Blog

What Big Data’s past tells you about Big Data’s future

big data past big data futureTurn the clock back to 1997. Tony Blair had succeeded John Major after a landslide election victory, the Spice Girls had three Number One hit singles, and the television series Teletubbies first aired. Oh yes — and the world first heard the phrase ’Big Data’.

The context? The realisation that datasets were starting to outstrip not only core memory and local disk storage, but even remote disk storage. So, as the authors of the IEEE paper in question concluded: “We call this the problem of big data.”

And after that first mention of Big Data as a problem, more and more observers came to the same conclusion. In a 1999 paper on data visualisation, for instance, a group of NASA and MIT scientists also used the term ‘Big Data’, stating that:

“Very powerful computers are a blessing to many fields of inquiry. They are also a curse; fast computations spew out massive amounts of data… As more than one scientist has put it, it is just plain difficult to look at all the numbers. And as Richard W. Hamming, mathematician and pioneer computer scientist, pointed out, the purpose of computing is insight, not numbers.”

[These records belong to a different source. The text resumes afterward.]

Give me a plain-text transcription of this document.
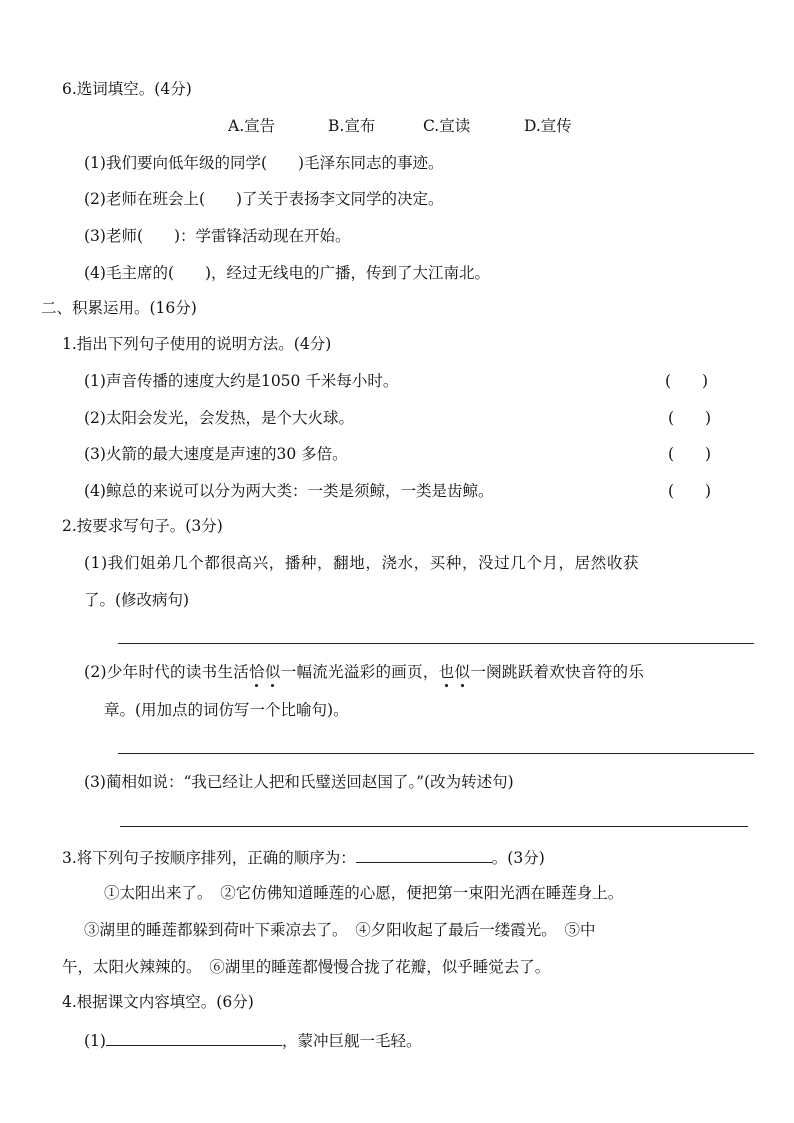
6.选词填空。(4分)
A.宣告	B.宣布	C.宣读	D.宣传
(1)我们要向低年级的同学(　　)毛泽东同志的事迹。
(2)老师在班会上(　　)了关于表扬李文同学的决定。
(3)老师(　　)：学雷锋活动现在开始。
(4)毛主席的(　　)，经过无线电的广播，传到了大江南北。
二、积累运用。(16分)
1.指出下列句子使用的说明方法。(4分)
(1)声音传播的速度大约是1050 千米每小时。	(　　)
(2)太阳会发光，会发热，是个大火球。	(　　)
(3)火箭的最大速度是声速的30 多倍。	(　　)
(4)鲸总的来说可以分为两大类：一类是须鲸，一类是齿鲸。	(　　)
2.按要求写句子。(3分)
(1)我们姐弟几个都很高兴，播种，翻地，浇水，买种，没过几个月，居然收获
了。(修改病句)
(2)少年时代的读书生活恰似一幅流光溢彩的画页，也似一阕跳跃着欢快音符的乐
章。(用加点的词仿写一个比喻句)。
(3)蔺相如说：“我已经让人把和氏璧送回赵国了。”(改为转述句)
3.将下列句子按顺序排列，正确的顺序为：	。(3分)
①太阳出来了。　②它仿佛知道睡莲的心愿，便把第一束阳光洒在睡莲身上。
③湖里的睡莲都躲到荷叶下乘凉去了。　④夕阳收起了最后一缕霞光。　⑤中
午，太阳火辣辣的。　⑥湖里的睡莲都慢慢合拢了花瓣，似乎睡觉去了。
4.根据课文内容填空。(6分)
(1)	，蒙冲巨舰一毛轻。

Big Data as a problem? Big Data as a curse? Not surprisingly, like the Spice Girls and Teletubbies, such views now seem a little dated.

So what’s changed?

Technology, for one thing. Because instead of being the cause of our Big Data ‘problem’, it has evolved to give us an unparalleled ability to process gigantic data sets, as well as create them.

On the desktop, for instance, we’ve gone from 16-bit computing, to 32-bit computing, and now 64-bit computing.

PC storage, too, has changed immensely. Back in the mid-1990s, 500mb hard drives were state of the art — and far from cheap. Today, the computer on which these words are being typed has a one terabyte drive — over 2,000 times larger — which is a commodity computer component obtainable for about £50. A four terabyte drive costs about £120.

 

big data computer storage

Increased computer storage has redefined the way we can handle Big Data

 

Away from the desktop, while the mainframe has continued its steady decline, we’ve seen massed banks of state-of-the-art servers located in the Cloud, containing ever-faster processors, and coupled to ever-larger storage capacities.

Moreover, in-memory computing means that increasingly large data sets can be analysed in lightning-fast on-board RAM, rather than through slow disk-based I/O processes.

Or, put another way, what used to be a problem has now become something rather more interesting.

Better analytics

Why? Because, almost twenty years on, it’s clear that Big Data has become much more of a practical proposition in terms of analytics and visualisation.

Not simply because technology lets us work more easier with data sets of Big Data proportions, but because we now have analytics tools that we didn’t have twenty years ago.

‘Machine learning’ is a very practical proposition, for example. What’s that? At its simplest, throwing a dataset at a computer, and telling it to look for relationships and correlations.

 

big data analytics tools

We now have access to better, and cheaper, Big Data analytics tools

 

In other words, rather than come up with a theory, and looking to the data for corroboration, we’re now capable of asking the data to suggest the theories in the first place.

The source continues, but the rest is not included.